Module isin::checksum[][src]

isin::checksum

Functions to implement the ISIN checksum formula, known as “modulus 10 ‘double-add-double’ check digit”. The basic idea is to:

  1. assign a numeric value to each character
  2. split that value into digits
  3. iterate over the digits in reverse order
  4. double every other digit starting with the right-most one
  5. split that result into digits
  6. sum over all the digits
  7. calculate the sum mod 10
  8. compute 10 minus that value
  9. if the value is 10, return 0 else return the value itself

There is an implementation in a functional style, checksum_functional() that is used internally for tests and as a comparison for performance benchmarks. It is more expensive than the table-driven style because it does digit expansion on the fly. But, it is easier to understand. The implementation maps directly to the description above.

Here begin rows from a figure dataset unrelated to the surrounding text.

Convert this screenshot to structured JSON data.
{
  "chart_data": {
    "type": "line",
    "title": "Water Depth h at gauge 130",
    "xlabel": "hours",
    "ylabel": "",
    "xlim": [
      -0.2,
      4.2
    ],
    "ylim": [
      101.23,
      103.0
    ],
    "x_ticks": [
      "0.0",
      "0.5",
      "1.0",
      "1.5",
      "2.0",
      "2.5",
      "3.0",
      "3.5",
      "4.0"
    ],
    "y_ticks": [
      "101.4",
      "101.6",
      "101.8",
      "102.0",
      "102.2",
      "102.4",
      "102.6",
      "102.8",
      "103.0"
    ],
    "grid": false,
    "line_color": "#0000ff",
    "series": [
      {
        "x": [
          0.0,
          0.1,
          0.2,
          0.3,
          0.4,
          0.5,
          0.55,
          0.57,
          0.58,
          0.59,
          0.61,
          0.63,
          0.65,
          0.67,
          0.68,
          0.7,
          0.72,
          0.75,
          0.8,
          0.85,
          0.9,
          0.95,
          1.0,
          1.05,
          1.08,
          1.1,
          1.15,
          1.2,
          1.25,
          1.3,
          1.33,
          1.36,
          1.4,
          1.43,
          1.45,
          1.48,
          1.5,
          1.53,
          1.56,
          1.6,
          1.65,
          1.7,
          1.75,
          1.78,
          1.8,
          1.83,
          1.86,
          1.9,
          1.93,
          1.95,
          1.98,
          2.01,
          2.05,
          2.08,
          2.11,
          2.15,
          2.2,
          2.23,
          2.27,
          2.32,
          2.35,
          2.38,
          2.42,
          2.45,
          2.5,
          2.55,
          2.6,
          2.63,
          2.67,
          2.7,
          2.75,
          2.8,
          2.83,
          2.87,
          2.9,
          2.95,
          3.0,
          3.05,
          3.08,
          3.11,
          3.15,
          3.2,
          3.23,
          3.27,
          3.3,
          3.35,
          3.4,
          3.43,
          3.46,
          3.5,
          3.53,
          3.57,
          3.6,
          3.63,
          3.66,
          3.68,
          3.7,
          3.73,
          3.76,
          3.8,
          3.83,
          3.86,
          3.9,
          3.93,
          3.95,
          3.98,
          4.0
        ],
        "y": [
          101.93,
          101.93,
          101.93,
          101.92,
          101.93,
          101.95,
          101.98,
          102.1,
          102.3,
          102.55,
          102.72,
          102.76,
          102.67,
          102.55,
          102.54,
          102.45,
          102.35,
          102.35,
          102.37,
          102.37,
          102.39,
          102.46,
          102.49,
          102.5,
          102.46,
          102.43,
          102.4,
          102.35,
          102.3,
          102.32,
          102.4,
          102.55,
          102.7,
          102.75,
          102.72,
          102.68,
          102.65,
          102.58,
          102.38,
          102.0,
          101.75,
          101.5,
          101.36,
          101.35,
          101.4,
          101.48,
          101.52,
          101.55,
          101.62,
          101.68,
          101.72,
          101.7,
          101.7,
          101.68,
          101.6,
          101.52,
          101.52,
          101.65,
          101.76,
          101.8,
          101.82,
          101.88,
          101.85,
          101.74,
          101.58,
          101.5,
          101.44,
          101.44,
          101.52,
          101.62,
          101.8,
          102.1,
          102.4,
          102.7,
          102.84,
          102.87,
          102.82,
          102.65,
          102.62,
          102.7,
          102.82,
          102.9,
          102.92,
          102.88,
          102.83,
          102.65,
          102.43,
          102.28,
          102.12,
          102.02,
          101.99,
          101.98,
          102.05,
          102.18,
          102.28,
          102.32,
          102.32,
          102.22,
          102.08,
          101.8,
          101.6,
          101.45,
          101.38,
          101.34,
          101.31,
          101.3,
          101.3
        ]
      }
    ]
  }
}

There is also an implementation in a table-driven style, checksum_table() which is the one actually used when parsing and validating ISINs. The tables are pre-calculated for the net effect each character has on the checksum accumulator at that point and how it effects whether the next character is in a doubling position or not.

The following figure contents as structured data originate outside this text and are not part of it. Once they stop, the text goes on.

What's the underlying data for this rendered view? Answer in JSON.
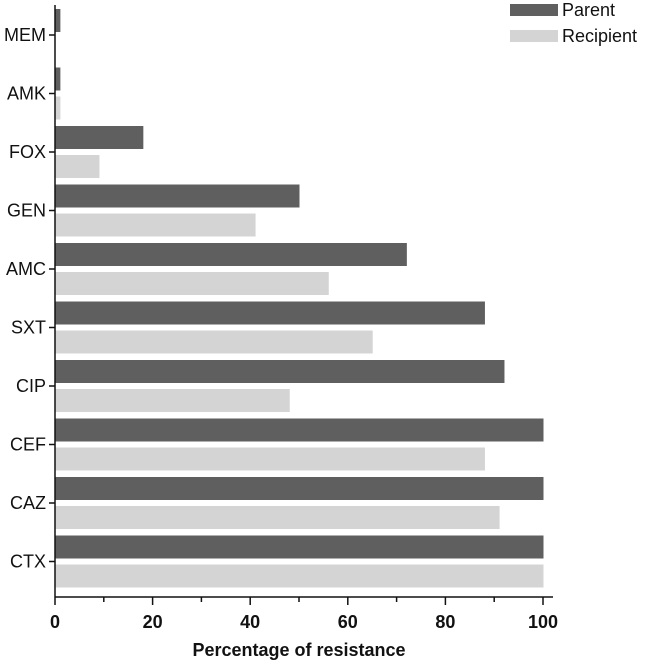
{
  "chart_data": {
    "type": "bar",
    "orientation": "horizontal",
    "categories": [
      "MEM",
      "AMK",
      "FOX",
      "GEN",
      "AMC",
      "SXT",
      "CIP",
      "CEF",
      "CAZ",
      "CTX"
    ],
    "series": [
      {
        "name": "Parent",
        "color": "#5f5f5f",
        "values": [
          1,
          1,
          18,
          50,
          72,
          88,
          92,
          100,
          100,
          100
        ]
      },
      {
        "name": "Recipient",
        "color": "#d4d4d4",
        "values": [
          0,
          1,
          9,
          41,
          56,
          65,
          48,
          88,
          91,
          100
        ]
      }
    ],
    "xlabel": "Percentage of resistance",
    "ylabel": "",
    "xlim": [
      0,
      100
    ],
    "xticks": [
      0,
      20,
      40,
      60,
      80,
      100
    ],
    "grid": false,
    "legend_position": "top-right"
  }
}
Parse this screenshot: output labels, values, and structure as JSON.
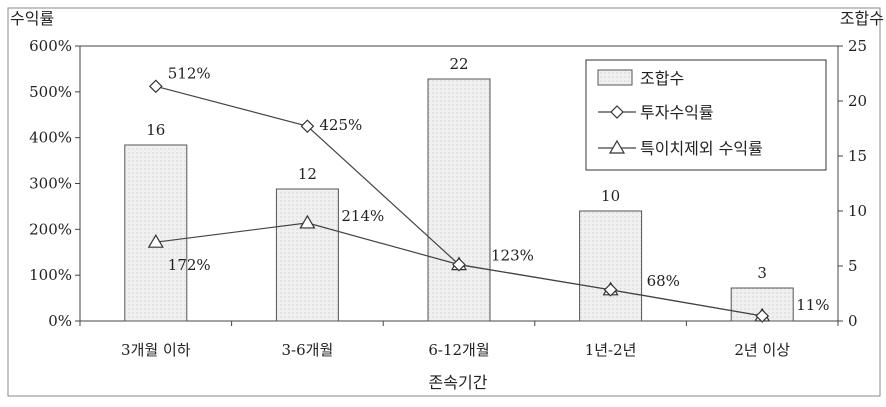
{
  "chart_data": {
    "type": "bar+line",
    "title": "",
    "xlabel": "존속기간",
    "ylabel_left": "수익률",
    "ylabel_right": "조합수",
    "categories": [
      "3개월 이하",
      "3-6개월",
      "6-12개월",
      "1년-2년",
      "2년 이상"
    ],
    "y_left": {
      "min": 0,
      "max": 600,
      "step": 100,
      "ticks": [
        "0%",
        "100%",
        "200%",
        "300%",
        "400%",
        "500%",
        "600%"
      ]
    },
    "y_right": {
      "min": 0,
      "max": 25,
      "step": 5,
      "ticks": [
        "0",
        "5",
        "10",
        "15",
        "20",
        "25"
      ]
    },
    "series": [
      {
        "name": "조합수",
        "type": "bar",
        "axis": "right",
        "values": [
          16,
          12,
          22,
          10,
          3
        ],
        "labels": [
          "16",
          "12",
          "22",
          "10",
          "3"
        ]
      },
      {
        "name": "투자수익률",
        "type": "line",
        "axis": "left",
        "marker": "diamond",
        "values": [
          512,
          425,
          123,
          68,
          11
        ],
        "labels": [
          "512%",
          "425%",
          "123%",
          "68%",
          "11%"
        ]
      },
      {
        "name": "특이치제외 수익률",
        "type": "line",
        "axis": "left",
        "marker": "triangle",
        "values": [
          172,
          214,
          123,
          68,
          11
        ],
        "labels": [
          "172%",
          "214%",
          "",
          "",
          ""
        ]
      }
    ],
    "legend_position": "top-right",
    "grid": false,
    "colors": {
      "bar_fill": "#ececec",
      "bar_stroke": "#555555",
      "line": "#444444"
    }
  }
}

Benchmarking shows the table-driven implementation to be around 100 times faster than the functional style (on the test system, average run time decreases from around 2,015 ns with the functional style to around 19 ns with the table-driven style). Input-dependent variability in run time decreases also from about +/- 14% for the functional-style to about +/- 3% for the table-driven style.

Functions

checksum_functional

A direct translation of the formula definition, in the functional style.

checksum_table

Compute the checksum for a u8 array. No attempt is made to ensure the input string is in the ISIN payload format or length.